Bagian 3: Perjanjian Pernikahan

1.5K 119 1
                                    

Malam ini aku melihat Kyara masih asyik dengan lembaran kertas, komputer lipat, dan hand phone-nya. Jarum jam telah menunjukkan pukul setengah sebelas malam. Tapi tak kulihat sedikit pun Kyara beranjak dari tempatnya setelah kami selesai makan malam tadi.

Aku sangat penasaran dengan apa yang dia lakukan di sana. Sudah hampir dua jam lebih Kyara terus diam tanpa berbicara sedikit pun denganku.

"Ra!" akhirnya aku memberanikan diri untuk memanggilnya.

"Ya, Lan?" sahut Kyara tanpa menoleh ke arahku.

Aku menjadi jengkel pada akhirnya, karena perempuan itu masih saja betah di tempat duduknya tanpa beranjak sama sekali.

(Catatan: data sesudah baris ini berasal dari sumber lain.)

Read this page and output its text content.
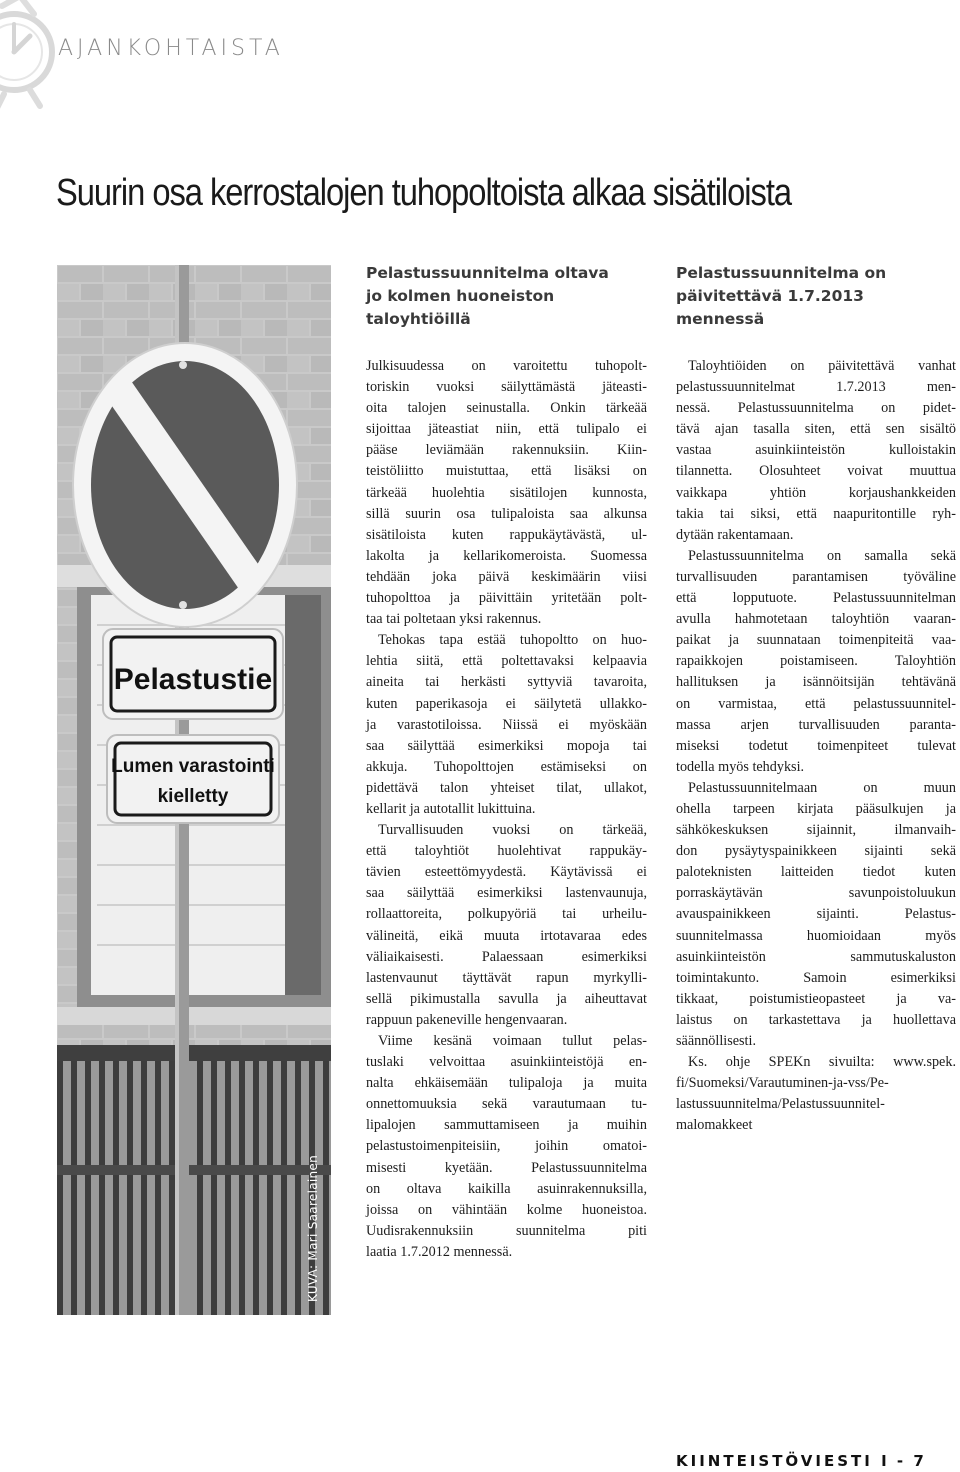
AJANKOHTAISTA
Suurin osa kerrostalojen tuhopoltoista alkaa sisätiloista
Pelastustie
Lumen varastointi
kielletty
KUVA: Mari Saarelainen
Pelastussuunnitelma oltava
jo kolmen huoneiston
taloyhtiöillä
Julkisuudessa on varoitettu tuhopolt-
toriskin vuoksi säilyttämästä jäteasti-
oita talojen seinustalla. Onkin tärkeää
sijoittaa jäteastiat niin, että tulipalo ei
pääse leviämään rakennuksiin. Kiin-
teistöliitto muistuttaa, että lisäksi on
tärkeää huolehtia sisätilojen kunnosta,
sillä suurin osa tulipaloista saa alkunsa
sisätiloista kuten rappukäytävästä, ul-
lakolta ja kellarikomeroista. Suomessa
tehdään joka päivä keskimäärin viisi
tuhopolttoa ja päivittäin yritetään polt-
taa tai poltetaan yksi rakennus.
Tehokas tapa estää tuhopoltto on huo-
lehtia siitä, että poltettavaksi kelpaavia
aineita tai herkästi syttyviä tavaroita,
kuten paperikasoja ei säilytetä ullakko-
ja varastotiloissa. Niissä ei myöskään
saa säilyttää esimerkiksi mopoja tai
akkuja. Tuhopolttojen estämiseksi on
pidettävä talon yhteiset tilat, ullakot,
kellarit ja autotallit lukittuina.
Turvallisuuden vuoksi on tärkeää,
että taloyhtiöt huolehtivat rappukäy-
tävien esteettömyydestä. Käytävissä ei
saa säilyttää esimerkiksi lastenvaunuja,
rollaattoreita, polkupyöriä tai urheilu-
välineitä, eikä muuta irtotavaraa edes
väliaikaisesti. Palaessaan esimerkiksi
lastenvaunut täyttävät rapun myrkylli-
sellä pikimustalla savulla ja aiheuttavat
rappuun pakeneville hengenvaaran.
Viime kesänä voimaan tullut pelas-
tuslaki velvoittaa asuinkiinteistöjä en-
nalta ehkäisemään tulipaloja ja muita
onnettomuuksia sekä varautumaan tu-
lipalojen sammuttamiseen ja muihin
pelastustoimenpiteisiin, joihin omatoi-
misesti kyetään. Pelastussuunnitelma
on oltava kaikilla asuinrakennuksilla,
joissa on vähintään kolme huoneistoa.
Uudisrakennuksiin suunnitelma piti
laatia 1.7.2012 mennessä.
Pelastussuunnitelma on
päivitettävä 1.7.2013
mennessä
Taloyhtiöiden on päivitettävä vanhat
pelastussuunnitelmat 1.7.2013 men-
nessä. Pelastussuunnitelma on pidet-
tävä ajan tasalla siten, että sen sisältö
vastaa asuinkiinteistön kulloistakin
tilannetta. Olosuhteet voivat muuttua
vaikkapa yhtiön korjaushankkeiden
takia tai siksi, että naapuritontille ryh-
dytään rakentamaan.
Pelastussuunnitelma on samalla sekä
turvallisuuden parantamisen työväline
että lopputuote. Pelastussuunnitelman
avulla hahmotetaan taloyhtiön vaaran-
paikat ja suunnataan toimenpiteitä vaa-
rapaikkojen poistamiseen. Taloyhtiön
hallituksen ja isännöitsijän tehtävänä
on varmistaa, että pelastussuunnitel-
massa arjen turvallisuuden paranta-
miseksi todetut toimenpiteet tulevat
todella myös tehdyksi.
Pelastussuunnitelmaan on muun
ohella tarpeen kirjata pääsulkujen ja
sähkökeskuksen sijainnit, ilmanvaih-
don pysäytyspainikkeen sijainti sekä
paloteknisten laitteiden tiedot kuten
porraskäytävän savunpoistoluukun
avauspainikkeen sijainti. Pelastus-
suunnitelmassa huomioidaan myös
asuinkiinteistön sammutuskaluston
toimintakunto. Samoin esimerkiksi
tikkaat, poistumistieopasteet ja va-
laistus on tarkastettava ja huollettava
säännöllisesti.
Ks. ohje SPEKn sivuilta: www.spek.
fi/Suomeksi/Varautuminen-ja-vss/Pe-
lastussuunnitelma/Pelastussuunnitel-
malomakkeet
KIINTEISTÖVIESTI I - 7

"KYARA!" panggilku lagi lebih keras.

Kulihat pada akhirnya Kyara berdiri dari tempat duduknya dan berjalan ke arahku. Rambut panjangnya terurai jatuh menutupi punggung, Kyara terlihat sangat manis malam ini.

"Ada apa, Lan?" Kyara berdiri di dekat sofa yang aku duduki.

"Kamu sibuk banget, ya? Sampai aku harus memanggil kamu berulang kali?" aku meliriknya tajam.

"Besok sudah tanggal satu, Lan... Aku sedang menyusun time sheet anak-anak kafe, supaya besok mereka bisa menerima gaji tepat waktu. Kamu butuh apa? Kopi?"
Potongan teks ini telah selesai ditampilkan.